Paloma le soltó la barba como si quemara.
– Chico -dijo.
Se levantó y, con la taza en la mano, se encaminó hacia el dormitorio. Se metió en la cama y se tapó con la sábana.
– Tengo frío.
– ¿Es verdad que trabajáis todas juntas? -preguntó Carlos desde la cocina.
– Sí. ¿Por qué?
Carlos se asomó por el quicio de la puerta del dormitorio.
– Por nada, la verdad. Intentaba imaginaros a todas juntas… Vaya guirigay.
Entró en la habitación y se sentó en la cama.
– Ni hablar. Funcionamos la mar de bien y nos reímos mucho.
– ¿Haciendo qué?
– Ropa.
– Ya. Ya, eso ya lo sé. Pero ¿ropa de qué?
– Hacemos ropa para una boutique. Trabajamos como negras.
– ¡Hale!
– No te rías, idiota, que es verdad. Le echamos un montón de horas diarias. Estáte quieto.
– Si sólo quiero calentarme la mano. ¿A quién se le ocurren los modelitos y eso…?
– A mí.
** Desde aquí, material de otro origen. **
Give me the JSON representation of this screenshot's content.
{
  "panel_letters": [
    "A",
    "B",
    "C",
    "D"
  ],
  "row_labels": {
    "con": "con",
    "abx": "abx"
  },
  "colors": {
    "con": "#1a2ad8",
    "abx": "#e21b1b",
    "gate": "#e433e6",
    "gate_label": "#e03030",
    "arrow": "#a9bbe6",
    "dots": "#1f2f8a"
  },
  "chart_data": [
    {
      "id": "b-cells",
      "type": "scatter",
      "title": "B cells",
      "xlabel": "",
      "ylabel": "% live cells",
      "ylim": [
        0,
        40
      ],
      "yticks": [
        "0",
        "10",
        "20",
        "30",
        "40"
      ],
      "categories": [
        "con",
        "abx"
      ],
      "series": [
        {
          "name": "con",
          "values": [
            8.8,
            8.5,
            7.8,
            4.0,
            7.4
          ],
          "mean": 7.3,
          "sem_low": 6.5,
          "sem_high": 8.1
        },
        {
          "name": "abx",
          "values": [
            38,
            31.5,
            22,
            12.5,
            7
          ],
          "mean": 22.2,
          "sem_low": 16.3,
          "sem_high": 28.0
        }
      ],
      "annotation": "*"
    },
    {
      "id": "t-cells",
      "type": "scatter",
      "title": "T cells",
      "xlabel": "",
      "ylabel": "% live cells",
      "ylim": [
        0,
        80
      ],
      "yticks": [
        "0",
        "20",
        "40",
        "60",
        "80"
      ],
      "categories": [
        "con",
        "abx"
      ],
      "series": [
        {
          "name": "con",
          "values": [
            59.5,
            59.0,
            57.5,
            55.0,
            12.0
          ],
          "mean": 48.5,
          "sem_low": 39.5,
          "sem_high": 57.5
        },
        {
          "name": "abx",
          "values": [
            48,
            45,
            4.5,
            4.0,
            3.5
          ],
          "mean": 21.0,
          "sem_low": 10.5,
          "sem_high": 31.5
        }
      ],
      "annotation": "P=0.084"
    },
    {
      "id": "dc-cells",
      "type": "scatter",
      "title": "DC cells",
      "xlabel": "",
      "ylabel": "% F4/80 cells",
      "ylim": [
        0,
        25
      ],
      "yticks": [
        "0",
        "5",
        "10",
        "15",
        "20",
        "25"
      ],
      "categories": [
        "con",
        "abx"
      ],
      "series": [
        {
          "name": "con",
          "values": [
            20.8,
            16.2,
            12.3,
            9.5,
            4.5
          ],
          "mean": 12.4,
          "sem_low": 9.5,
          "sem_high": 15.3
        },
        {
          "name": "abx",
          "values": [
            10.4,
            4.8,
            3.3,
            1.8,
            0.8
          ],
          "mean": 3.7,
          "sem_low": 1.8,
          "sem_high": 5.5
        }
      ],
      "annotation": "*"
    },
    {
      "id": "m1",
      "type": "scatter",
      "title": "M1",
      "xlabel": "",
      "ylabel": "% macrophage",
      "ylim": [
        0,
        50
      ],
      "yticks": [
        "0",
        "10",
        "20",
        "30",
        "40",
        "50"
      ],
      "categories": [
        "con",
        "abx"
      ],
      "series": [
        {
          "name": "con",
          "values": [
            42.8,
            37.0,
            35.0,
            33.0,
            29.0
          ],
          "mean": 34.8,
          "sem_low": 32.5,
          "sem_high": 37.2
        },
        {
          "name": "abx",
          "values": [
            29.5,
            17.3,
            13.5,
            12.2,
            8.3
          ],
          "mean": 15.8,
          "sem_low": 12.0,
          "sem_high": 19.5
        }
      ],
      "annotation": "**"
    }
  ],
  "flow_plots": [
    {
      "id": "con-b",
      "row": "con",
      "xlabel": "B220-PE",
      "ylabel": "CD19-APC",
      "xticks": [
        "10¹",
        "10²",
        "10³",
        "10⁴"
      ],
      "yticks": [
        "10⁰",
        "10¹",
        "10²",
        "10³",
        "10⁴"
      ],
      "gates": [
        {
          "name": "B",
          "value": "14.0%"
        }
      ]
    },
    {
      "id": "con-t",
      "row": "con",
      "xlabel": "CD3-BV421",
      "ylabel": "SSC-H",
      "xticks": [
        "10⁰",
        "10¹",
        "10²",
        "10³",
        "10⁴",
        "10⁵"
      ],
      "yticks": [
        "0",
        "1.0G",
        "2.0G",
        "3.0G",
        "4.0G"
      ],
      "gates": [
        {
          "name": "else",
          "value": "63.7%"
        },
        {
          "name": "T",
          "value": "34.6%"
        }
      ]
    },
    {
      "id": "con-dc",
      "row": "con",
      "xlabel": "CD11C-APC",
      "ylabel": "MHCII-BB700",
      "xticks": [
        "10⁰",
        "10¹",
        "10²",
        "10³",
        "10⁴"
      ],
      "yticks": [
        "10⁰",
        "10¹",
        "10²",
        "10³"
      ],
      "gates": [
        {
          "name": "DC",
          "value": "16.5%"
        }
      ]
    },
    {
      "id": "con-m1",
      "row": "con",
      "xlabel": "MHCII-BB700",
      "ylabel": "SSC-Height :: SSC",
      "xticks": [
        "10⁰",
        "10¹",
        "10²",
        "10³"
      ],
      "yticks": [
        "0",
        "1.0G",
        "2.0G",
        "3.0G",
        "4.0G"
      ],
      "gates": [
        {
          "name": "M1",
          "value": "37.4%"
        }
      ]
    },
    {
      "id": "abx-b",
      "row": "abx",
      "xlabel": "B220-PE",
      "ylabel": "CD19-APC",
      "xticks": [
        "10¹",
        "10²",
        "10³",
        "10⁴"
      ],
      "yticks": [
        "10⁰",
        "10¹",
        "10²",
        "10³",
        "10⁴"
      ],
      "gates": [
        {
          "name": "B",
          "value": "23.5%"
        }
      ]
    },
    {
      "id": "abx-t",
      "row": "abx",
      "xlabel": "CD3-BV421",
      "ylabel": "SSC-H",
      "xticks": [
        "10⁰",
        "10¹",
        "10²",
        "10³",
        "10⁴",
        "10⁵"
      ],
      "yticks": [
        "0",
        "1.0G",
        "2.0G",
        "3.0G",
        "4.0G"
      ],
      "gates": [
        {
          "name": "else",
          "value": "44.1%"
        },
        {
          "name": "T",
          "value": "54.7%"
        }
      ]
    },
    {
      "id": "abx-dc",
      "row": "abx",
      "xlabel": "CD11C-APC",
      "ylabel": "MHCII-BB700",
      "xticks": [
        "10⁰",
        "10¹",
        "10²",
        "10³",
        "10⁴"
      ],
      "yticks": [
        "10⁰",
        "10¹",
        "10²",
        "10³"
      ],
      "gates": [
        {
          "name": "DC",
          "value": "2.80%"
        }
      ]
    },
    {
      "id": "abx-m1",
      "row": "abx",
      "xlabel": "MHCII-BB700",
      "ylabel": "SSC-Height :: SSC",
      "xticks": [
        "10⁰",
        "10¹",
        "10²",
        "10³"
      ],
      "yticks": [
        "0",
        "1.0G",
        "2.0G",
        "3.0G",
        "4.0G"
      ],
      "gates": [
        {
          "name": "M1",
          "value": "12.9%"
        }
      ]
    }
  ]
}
Qué tontería. A mí se me ocurren a millones, pero no los hacemos. Nosotras copiamos los dibujos de los modistos franceses, de los italianos y tal… La verdad es que, luego, les cambiamos algunos detalles y tan frescas…
– Me está dando la impresión de que he descubierto una bolsa de economía sumergida.
– A ver cómo te crees tú que funcionan las boutiques de Madrid. Es todo una cuestión de monis. En Italia, los modelos de Versace, es un decir, cuestan un pastón. Y encima hay que pagar derechos de importación, IVA, deuda pública, los caprichos del alcalde y las licencias fiscales… De modo que te compras el Vogue y a copiar…
– Pero ¿estáis así, ¡hale!, encima de la máquina de coser, como hormiguitas, chas, chas? ¿Todo el puñetero día?
– No, jolines. ¿Tú estás, ¡hale!, así todo el día dirigiendo el tráfico?
– No, hombre. Es distinto.
– Pues eso. Nosotras también somos distintas. Somos industriales. Dos copiamos y hacemos los patrones, dos cortan y luego tenemos cinco chicas que cosen.
– ¡Toma! Pero si lo que tenéis ahí es El Corte Inglés.
– Ahí, franciscofranco, lo que tengo es la cadera y me haces cosquillas -dijo Paloma con severidad. Sacó un brazo de debajo de la sábana, rodeó el cuello de Carlos y tiró de él hacia abajo-. Tú, o sea, tú -dijo en voz baja-, te prohibo que se lo digas a nadie… Ni a mí, ¿eh? Te prohibo que luego me lo recuerdes… Yo contigo me…, me quedaría así hasta el año dosmildiez. -Lo empujó hacia atrás, riendo-. Pero, luego, me visto y se me pasa.
– Vale. Pues te secuestro y te tengo en bolas en la cama hasta el siglo que viene.
– Ya… ¿Sabes lo que se me ocurrió anoche cuando entré aquí? -Rió su risa desde el fondo de la garganta-. Pensé, hala, como en las películas. Ahora, éste, que es como cero cero siete, duerme con la pistola debajo de la almohada y, al oír ruido, se despierta de un salto y me larga tres tiros.